Holly Thorpe in her article Bourdieu, Feminism and FemalePhysical Culture: Gender Reflexivity and the Habitus-Field Complex, highlights another interesting conflict within Bourdieu’s theory that can be applicable of why public transit services are determined as an appropriate context to display the pro-choice posters. She elaborates that Bourdieu’s writings are discussed as stating that men are dominant while women are the subordinate group. This is further stated where “his insights into gender reproduce standard binaries of masculine domination and female subordination as if these structures are unitary, coherent and unchanged by and in contemporary social life” (492). According to this statement, it could assumed that men are the head of family and in control, hence if the family only own one vehicle, women are required to take the bus, since they are the subordinate group. In Edmonton this does not always seem to be the case, there seems to be a growing trend of sustainability and economical consciousness, due to the recent recession, therefore both genders use the transit system for convenience.


The presentation of pro-life and pro-choice advertisements on Edmonton transit services is a form of social marketing where they are trying to sell you a choice. Rather the strategic marketing in this context is creating discourses surrounding the different demographics being targeted by these pro-choice ads. To determine the significance of this context in relation to the audience of these ads, Bourdieu’s theory of habitus is an interesting approach to explain why transit services are used for this type of advertising. His habitus theory states how as social subjects we have habits that associate us to certain class positions and social standings in society. Even if this theory is possible within certain contexts, there is not a single class that specifically uses transportation services offered by Edmonton. The strategic planning of using these ads on the bus may not be as effective as they assumed. The theory of habitus also acknowledges how a person has the freedom of choice. Stam recognized this in his article where “the habitus is made up of multiple layers, but freedom ultimately resides in one’s capacity to objectivize one’s own conditions”(709). Therefore even if the ads are suppose to influence the decision of a specific individual, it is their own agency that will determine the outcome. The selection of transit services for posting these ads only creates discourses then and does not serve any other purpose.
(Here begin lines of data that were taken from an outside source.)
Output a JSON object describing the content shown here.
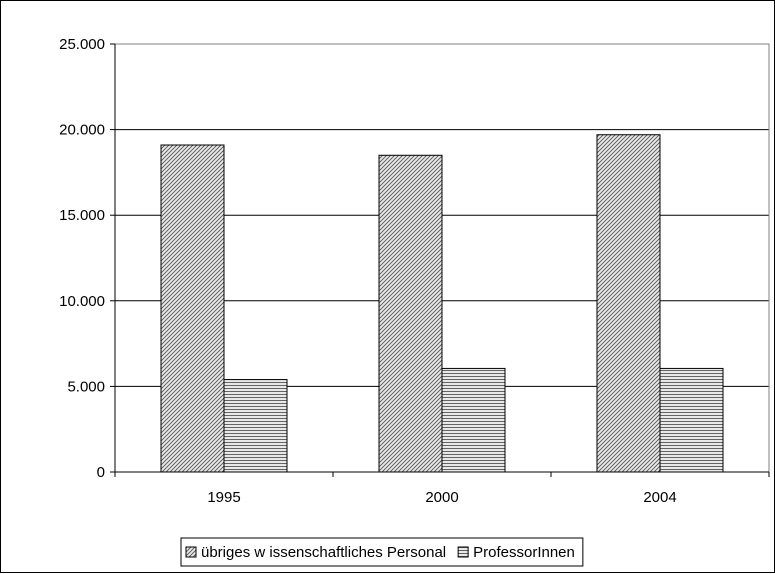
{
  "chart_data": {
    "type": "bar",
    "categories": [
      "1995",
      "2000",
      "2004"
    ],
    "series": [
      {
        "name": "übriges w issenschaftliches Personal",
        "values": [
          19100,
          18500,
          19700
        ],
        "pattern": "diagonal"
      },
      {
        "name": "ProfessorInnen",
        "values": [
          5400,
          6050,
          6050
        ],
        "pattern": "horizontal"
      }
    ],
    "ylim": [
      0,
      25000
    ],
    "yticks": [
      0,
      5000,
      10000,
      15000,
      20000,
      25000
    ],
    "ytick_labels": [
      "0",
      "5.000",
      "10.000",
      "15.000",
      "20.000",
      "25.000"
    ],
    "grid": true,
    "legend_position": "bottom",
    "title": "",
    "xlabel": "",
    "ylabel": "",
    "colors": {
      "bar_fill": "#d9d9d9",
      "bar_stroke": "#000000",
      "grid": "#000000"
    }
  }
}
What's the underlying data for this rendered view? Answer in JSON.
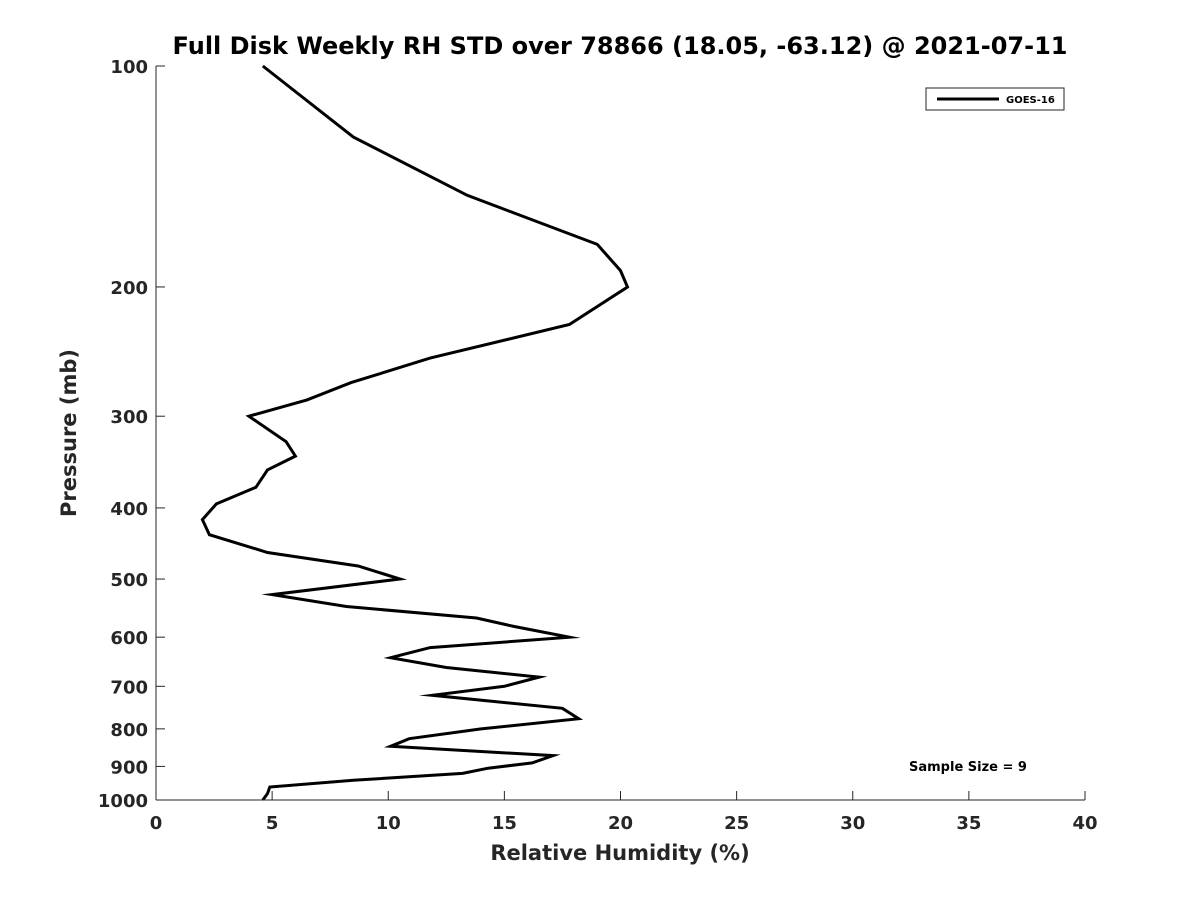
{
  "chart_data": {
    "type": "line",
    "title": "Full Disk Weekly RH STD over 78866 (18.05, -63.12) @ 2021-07-11",
    "xlabel": "Relative Humidity (%)",
    "ylabel": "Pressure (mb)",
    "xlim": [
      0,
      40
    ],
    "ylim": [
      1000,
      100
    ],
    "yscale": "log",
    "yreversed": true,
    "xticks": [
      0,
      5,
      10,
      15,
      20,
      25,
      30,
      35,
      40
    ],
    "yticks": [
      100,
      200,
      300,
      400,
      500,
      600,
      700,
      800,
      900,
      1000
    ],
    "grid": false,
    "legend": {
      "position": "top-right"
    },
    "annotation": "Sample Size = 9",
    "line_color": "#000000",
    "series": [
      {
        "name": "GOES-16",
        "x": [
          4.6,
          8.5,
          13.4,
          19.0,
          20.0,
          20.3,
          17.8,
          11.8,
          8.4,
          6.5,
          4.0,
          5.6,
          6.0,
          4.8,
          4.3,
          2.6,
          2.0,
          2.3,
          4.8,
          8.7,
          10.5,
          5.0,
          8.2,
          13.8,
          15.4,
          17.8,
          11.8,
          10.1,
          12.5,
          16.5,
          15.0,
          11.9,
          17.5,
          18.2,
          14.0,
          10.9,
          10.1,
          17.1,
          16.2,
          14.3,
          13.2,
          8.5,
          4.9,
          4.8,
          4.6
        ],
        "y": [
          100,
          125,
          150,
          175,
          190,
          200,
          225,
          250,
          270,
          285,
          300,
          325,
          340,
          355,
          375,
          395,
          415,
          435,
          460,
          480,
          500,
          525,
          545,
          565,
          580,
          600,
          620,
          640,
          660,
          680,
          700,
          720,
          750,
          775,
          800,
          825,
          845,
          870,
          890,
          905,
          920,
          940,
          960,
          980,
          1000
        ]
      }
    ]
  }
}
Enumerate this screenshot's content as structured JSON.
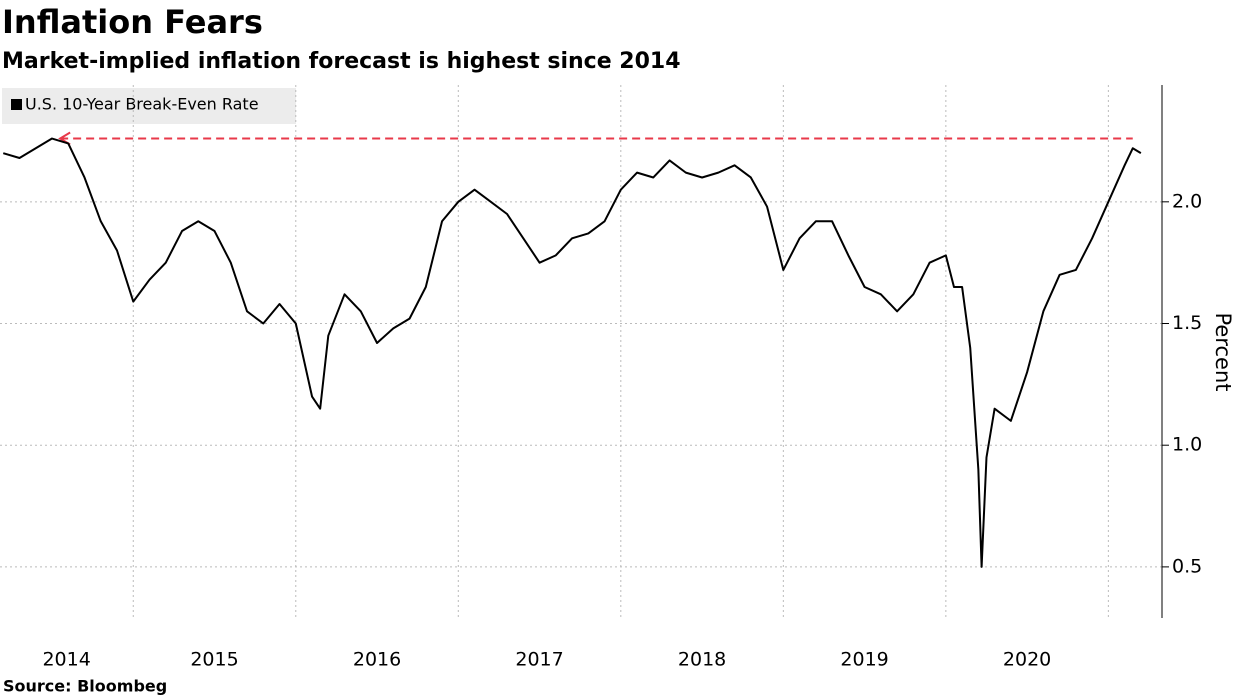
{
  "chart_data": {
    "type": "line",
    "title": "Inflation Fears",
    "subtitle": "Market-implied inflation forecast is highest since 2014",
    "source": "Source: Bloombeg",
    "y_label": "Percent",
    "series": [
      {
        "name": "U.S. 10-Year Break-Even Rate",
        "color": "#000000",
        "x": [
          2014.2,
          2014.3,
          2014.4,
          2014.5,
          2014.6,
          2014.7,
          2014.8,
          2014.9,
          2015.0,
          2015.1,
          2015.2,
          2015.3,
          2015.4,
          2015.5,
          2015.6,
          2015.7,
          2015.8,
          2015.9,
          2016.0,
          2016.1,
          2016.15,
          2016.2,
          2016.3,
          2016.4,
          2016.5,
          2016.6,
          2016.7,
          2016.8,
          2016.9,
          2017.0,
          2017.1,
          2017.2,
          2017.3,
          2017.4,
          2017.5,
          2017.6,
          2017.7,
          2017.8,
          2017.9,
          2018.0,
          2018.1,
          2018.2,
          2018.3,
          2018.4,
          2018.5,
          2018.6,
          2018.7,
          2018.8,
          2018.9,
          2019.0,
          2019.1,
          2019.2,
          2019.3,
          2019.4,
          2019.5,
          2019.6,
          2019.7,
          2019.8,
          2019.9,
          2020.0,
          2020.05,
          2020.1,
          2020.15,
          2020.2,
          2020.22,
          2020.25,
          2020.3,
          2020.4,
          2020.5,
          2020.6,
          2020.7,
          2020.8,
          2020.9,
          2021.0,
          2021.1,
          2021.15,
          2021.2
        ],
        "values": [
          2.2,
          2.18,
          2.22,
          2.26,
          2.24,
          2.1,
          1.92,
          1.8,
          1.59,
          1.68,
          1.75,
          1.88,
          1.92,
          1.88,
          1.75,
          1.55,
          1.5,
          1.58,
          1.5,
          1.2,
          1.15,
          1.45,
          1.62,
          1.55,
          1.42,
          1.48,
          1.52,
          1.65,
          1.92,
          2.0,
          2.05,
          2.0,
          1.95,
          1.85,
          1.75,
          1.78,
          1.85,
          1.87,
          1.92,
          2.05,
          2.12,
          2.1,
          2.17,
          2.12,
          2.1,
          2.12,
          2.15,
          2.1,
          1.98,
          1.72,
          1.85,
          1.92,
          1.92,
          1.78,
          1.65,
          1.62,
          1.55,
          1.62,
          1.75,
          1.78,
          1.65,
          1.65,
          1.4,
          0.9,
          0.5,
          0.95,
          1.15,
          1.1,
          1.3,
          1.55,
          1.7,
          1.72,
          1.85,
          2.0,
          2.15,
          2.22,
          2.2
        ]
      }
    ],
    "reference_line": {
      "value": 2.26,
      "x": [
        2014.55,
        2021.15
      ],
      "color": "#e8394a"
    },
    "xlim": [
      2014.18,
      2021.33
    ],
    "xticks": [
      2014,
      2015,
      2016,
      2017,
      2018,
      2019,
      2020
    ],
    "xgrid": [
      2015,
      2016,
      2017,
      2018,
      2019,
      2020,
      2021
    ],
    "ylim": [
      0.29,
      2.48
    ],
    "yticks": [
      {
        "value": 0.5,
        "label": "0.5"
      },
      {
        "value": 1,
        "label": "1.0"
      },
      {
        "value": 1.5,
        "label": "1.5"
      },
      {
        "value": 2,
        "label": "2.0"
      }
    ],
    "grid": true
  }
}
Collet, Francois. 2009. Does Habitus Matter? A Comparative Review or Bourdieu’s Habitus and

Simon’s Bounded Rationality with Some Implications for Economic Sociology.

Sociological Theory. 27(4): 419-434.

Malmquist, Erik and Kristin Zeiler. 2010. Cultural Norms, the Phenomenology of Incorporation,

and the Experience of Having a Child Born with Ambiguous Sex. Social Theory and

Practice. 36 (1): 133-156.

Stam, Henderikus. 2009. Habitus, Psychology and Ethnography: Introduction to the Special

Section. Theory & Psychology. 19 (6): 707-711.

Sturken, Marita, and Lisa Cartwright. 2009. Practices of Looking: An Introduction to Usual

Culture. New York: Oxford University Press.

Thorpe, Holly. 2009. Bourdieu, Feminism and Female Physical Culture: Gender Reflexivity and

the Habitus- Field Complex. Sociology of Sport Journal. 26: 491-516.